Blend of Magneli suboxides of titanium

Administrative data

Endpoint:

acute toxicity: oral

Type of information:

experimental study

Adequacy of study:

key study

Study period:

1995-02-21 to 1995-03-07

Reliability:

1 (reliable without restriction)

Rationale for reliability incl. deficiencies:

other: GLP Study

Data source

Materials and methods

GLP compliance:

yes

Test type:

fixed dose procedure

Test material

Test animals

Species:

rat

Strain:

Sprague-Dawley

Sex:

male/female

Details on test animals or test system and environmental conditions:

A group of 10 rats (5 males/5 females) in the weight range 91-107g prior to dosing were housed in cages of 5 rats (same sex) per cage. Standard laboratory rodent diet (Biosure LAD1) and drinking water were available ad libitum. The animals were fasted overnight and for 4 hours after dosing. Room temperature was 22+/- 3C with 12 hours artificial light.

Administration / exposure

Route of administration:

oral: gavage

Vehicle:

water

Remarks:

Ebonex Powder was prepared at a concentration of 20% w/v in distilled water and administered at a volume of 10 ml/kg bodyweight.

Details on oral exposure:

Single oral dose

Doses:

Preliminary dose 0.5 g/kg bodyweight.
Main study 2.0 g/kg bodyweight

No. of animals per sex per dose:

Preliminary sighting study: 0 (male)
Preliminary sighting study: 1 (female)
Main study: 5 (male)
Main study: 5 (female)

Control animals:

no

Details on study design:

Preliminary sighting study:
One female rat was dosed at 500 mg/kg bodyweight.

Main study:
A group of ten rats (five males and five females) were
treated at 2000 mg/kg bodyweight.
All animals were killed on Day 15 by cervical dislocation prior to macroscopic examination

Results and discussion

Preliminary study:

Species/strain: Rat (Sprague-Dawley (CD))
500 mg/kg bw: Evident toxicity: N; Mortality: N
mg/kg bw: Evident toxicity: ; Mortality:

Observations:
None

Effect levelsopen allclose all

Mortality:

None

Clinical signs:

Signs of toxicity:
Clinical signs of reaction to treatment were confined to piloerection and abnormal body carriage in all rats within five minutes of dosing. These signs persisted and were accompanied at later intervals on Day 1 by pallor of the extremities in all rats. Recovery of rats, as judged by external appearance and behaviour, was complete by Day 3 (males) and Day 4 (females).

Body weight:

A slightly low bodyweight gain was recorded for one male rat on both Day 8 and Day 15. All other animals achieved satisfactory bodyweight gains throughout the study.

Gross pathology:

Effects on organs:
No macroscopic abnormalities were observed for animals killed on Day 15.

Other findings:

A slightly low bodyweight gain was recorded for one male on both Day 8 and Day 15. All other animals achieved satisfactory bodyweight gains throughout the study.

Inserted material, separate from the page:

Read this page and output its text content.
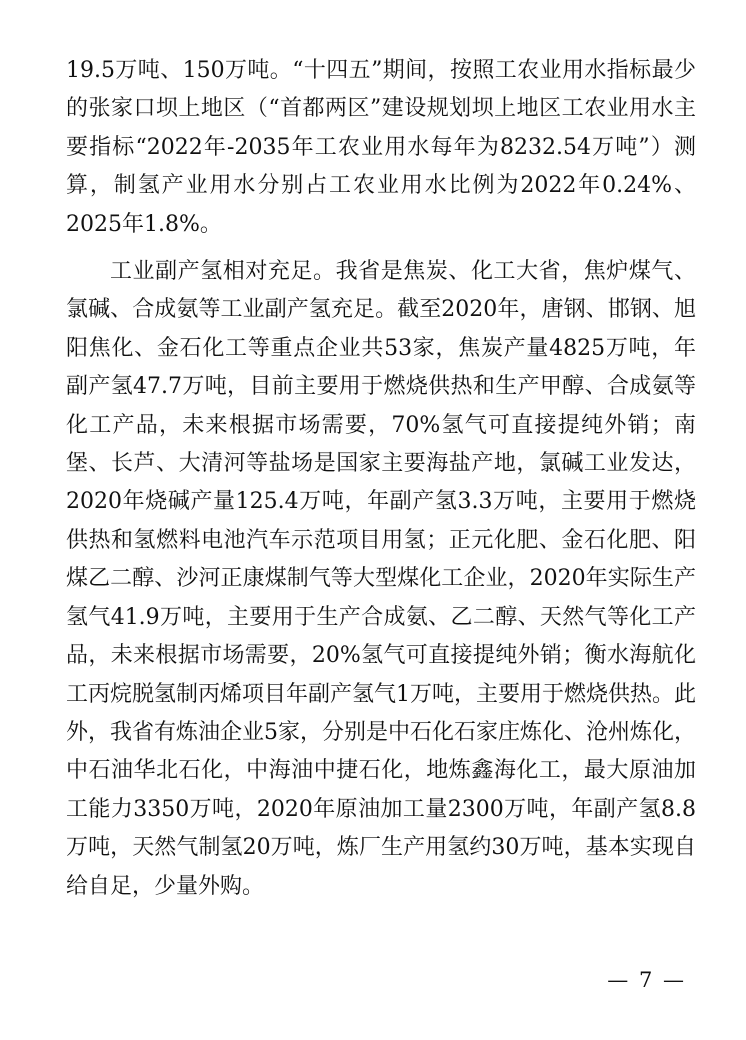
19.5万吨、150万吨。“十四五”期间，按照工农业用水指标最少的张家口坝上地区（“首都两区”建设规划坝上地区工农业用水主要指标“2022年-2035年工农业用水每年为8232.54万吨”）测算，制氢产业用水分别占工农业用水比例为2022年0.24%、2025年1.8%。

工业副产氢相对充足。我省是焦炭、化工大省，焦炉煤气、氯碱、合成氨等工业副产氢充足。截至2020年，唐钢、邯钢、旭阳焦化、金石化工等重点企业共53家，焦炭产量4825万吨，年副产氢47.7万吨，目前主要用于燃烧供热和生产甲醇、合成氨等化工产品，未来根据市场需要，70%氢气可直接提纯外销；南堡、长芦、大清河等盐场是国家主要海盐产地，氯碱工业发达，2020年烧碱产量125.4万吨，年副产氢3.3万吨，主要用于燃烧供热和氢燃料电池汽车示范项目用氢；正元化肥、金石化肥、阳煤乙二醇、沙河正康煤制气等大型煤化工企业，2020年实际生产氢气41.9万吨，主要用于生产合成氨、乙二醇、天然气等化工产品，未来根据市场需要，20%氢气可直接提纯外销；衡水海航化工丙烷脱氢制丙烯项目年副产氢气1万吨，主要用于燃烧供热。此外，我省有炼油企业5家，分别是中石化石家庄炼化、沧州炼化，中石油华北石化，中海油中捷石化，地炼鑫海化工，最大原油加工能力3350万吨，2020年原油加工量2300万吨，年副产氢8.8万吨，天然气制氢20万吨，炼厂生产用氢约30万吨，基本实现自给自足，少量外购。

— 7 —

Applicant's summary and conclusion

Interpretation of results:

not classified

Remarks:

Migrated information

Conclusions:

The discriminating dosage of the test substance when administered orally to rats was established to be greater than 2.0 g/kg bodyweight.

Executive summary:

A group of ten fasted rats (5 male/5 female) was given a single dose by oral gavage of the test substance formulated in distilled water, at a dose of 2.0 g/kg bodyweight. All animals were killed on Day 15 by cervical dislocation prior to macroscopic examination. There were no deaths. Clinical signs of reaction to treatment were confined to piloerection and abnormal body carriage in all rats within five minutes of dosing seen in all rats. Recovery of rats was complete by Day 3 (males) and Day 4 (females). A slightly low bodyweight gain was recorded for one male on both Day 8 and Day 15. All other animals achieved satisfactory bodyweight gains throughout the study. No abnormalities were recorded at the macroscopic examination on Day 15. The discriminating dosage of the test substance when administered orally to rats was established to be greater than 2.0 g/kg bodyweight.